The AI workflow and statistical risk model predictions:
- Correctly grouped the patients into five risk categories based on four established factors: dysplasia size, lesion resection completeness and visibility, number of dysplastic sites, and severity of inflammation
- Matched real‑world patient outcomes with high accuracy for more than a decade after diagnosis
- Classified nearly half of the patients into the lowest-risk group, correctly determining that almost 99% will avoid cancer diagnosis within two years
"Large language models accurately derived colitis-associated colorectal cancer risk factors — such as how big the low-grade dysplasia lesion is, whether there are multiple lesions and if the colon is extremely inflamed — from the narrative clinical notes themselves."
“ A lot of people are low risk — they have small dysplastic lesions — and it's been hard to know what to confidently tell these people until now,” said Curtius, who is also a research health scientist at VA San Diego Healthcare System. Normally, it is recommended that patients with small lesions return for cancer surveillance in two years. “With this tool, there may be a potential to increase the surveillance interval so patients who are at this low risk don't have to come back so often.”

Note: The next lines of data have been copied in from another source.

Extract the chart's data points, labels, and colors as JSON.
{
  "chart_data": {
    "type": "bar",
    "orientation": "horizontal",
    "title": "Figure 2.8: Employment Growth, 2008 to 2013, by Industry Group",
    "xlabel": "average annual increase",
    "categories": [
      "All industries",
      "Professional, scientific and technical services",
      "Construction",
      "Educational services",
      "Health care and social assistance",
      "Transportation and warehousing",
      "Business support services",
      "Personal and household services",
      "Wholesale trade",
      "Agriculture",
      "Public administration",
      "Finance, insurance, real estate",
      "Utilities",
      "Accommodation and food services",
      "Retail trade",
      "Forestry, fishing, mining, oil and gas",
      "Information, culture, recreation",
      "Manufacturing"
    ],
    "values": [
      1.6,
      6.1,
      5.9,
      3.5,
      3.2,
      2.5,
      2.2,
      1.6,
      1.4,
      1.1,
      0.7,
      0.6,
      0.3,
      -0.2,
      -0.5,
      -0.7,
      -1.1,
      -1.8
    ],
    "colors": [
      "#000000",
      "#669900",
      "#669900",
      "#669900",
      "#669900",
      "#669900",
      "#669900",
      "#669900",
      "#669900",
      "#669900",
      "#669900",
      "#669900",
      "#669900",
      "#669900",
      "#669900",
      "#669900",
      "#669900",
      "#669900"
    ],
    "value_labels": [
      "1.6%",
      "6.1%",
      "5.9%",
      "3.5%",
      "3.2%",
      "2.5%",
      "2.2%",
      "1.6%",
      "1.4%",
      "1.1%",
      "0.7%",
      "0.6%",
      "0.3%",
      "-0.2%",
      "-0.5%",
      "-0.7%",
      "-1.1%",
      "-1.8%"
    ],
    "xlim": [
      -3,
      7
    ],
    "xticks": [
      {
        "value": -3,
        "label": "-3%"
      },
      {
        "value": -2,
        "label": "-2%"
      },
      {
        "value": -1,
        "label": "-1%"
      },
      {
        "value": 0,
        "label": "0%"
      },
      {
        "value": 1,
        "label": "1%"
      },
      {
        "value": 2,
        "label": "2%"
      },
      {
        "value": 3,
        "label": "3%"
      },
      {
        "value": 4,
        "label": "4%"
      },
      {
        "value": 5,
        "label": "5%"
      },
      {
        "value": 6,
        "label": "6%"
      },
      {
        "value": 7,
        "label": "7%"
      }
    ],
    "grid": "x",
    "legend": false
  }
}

The AI model also revealed that patients with unresectable visible lesions — lesions that cannot be safely and completely removed through surgery due to size, location or extent of spreading — are at significantly higher risk than many clinicians typically estimate.
A boon to patient care
The study indicates that the AI models can integrate naturally into clinical workflows, offering precise, automated risk assessments to guide clinician and patient decision-making — from timing their next colonoscopy to when to consider surgery — while reducing burden on care teams.
“Currently, the process of advising people about levels of risk is a somewhat subjective thing, and doctors don’t have enough data to back up what they feel,” said Curtius. “This AI pipeline could read the clinical notes and tell you your risk score, rather than just having a list of risk factors and no real way to turn that into a number during a patient visit.”
The technology may also help flag patients who need to return to the clinic, helping prevent delays in follow-up colonoscopies, a major contributor to colorectal cancers.
The next steps include validating the AI tool in patient populations outside of the VA system and to incorporate emerging risk factors and patient genetic information.
“We know that genomics play a big part in driving cancer progression,” Curtius said.
Additional co-authors on the study include: Brian Johnson, Hyrum Eddington at the University of California San Diego; Samir Gupta and Shailja C. Shah at UC San Diego and VA San Diego Healthcare System; Misha Kabir at University College London Hospitals NHS Trust.
The study was funded, in part, by the U.S. Department of Veterans Affairs Biomedical Laboratory Research and Development Service (Merit Review Award I01 BX005958), and the National Institutes of Health (grants R01 CA270235, P30 CA023100, T15LM011271, P30 DK120515).
Disclosures: Curtius declares no competing interests.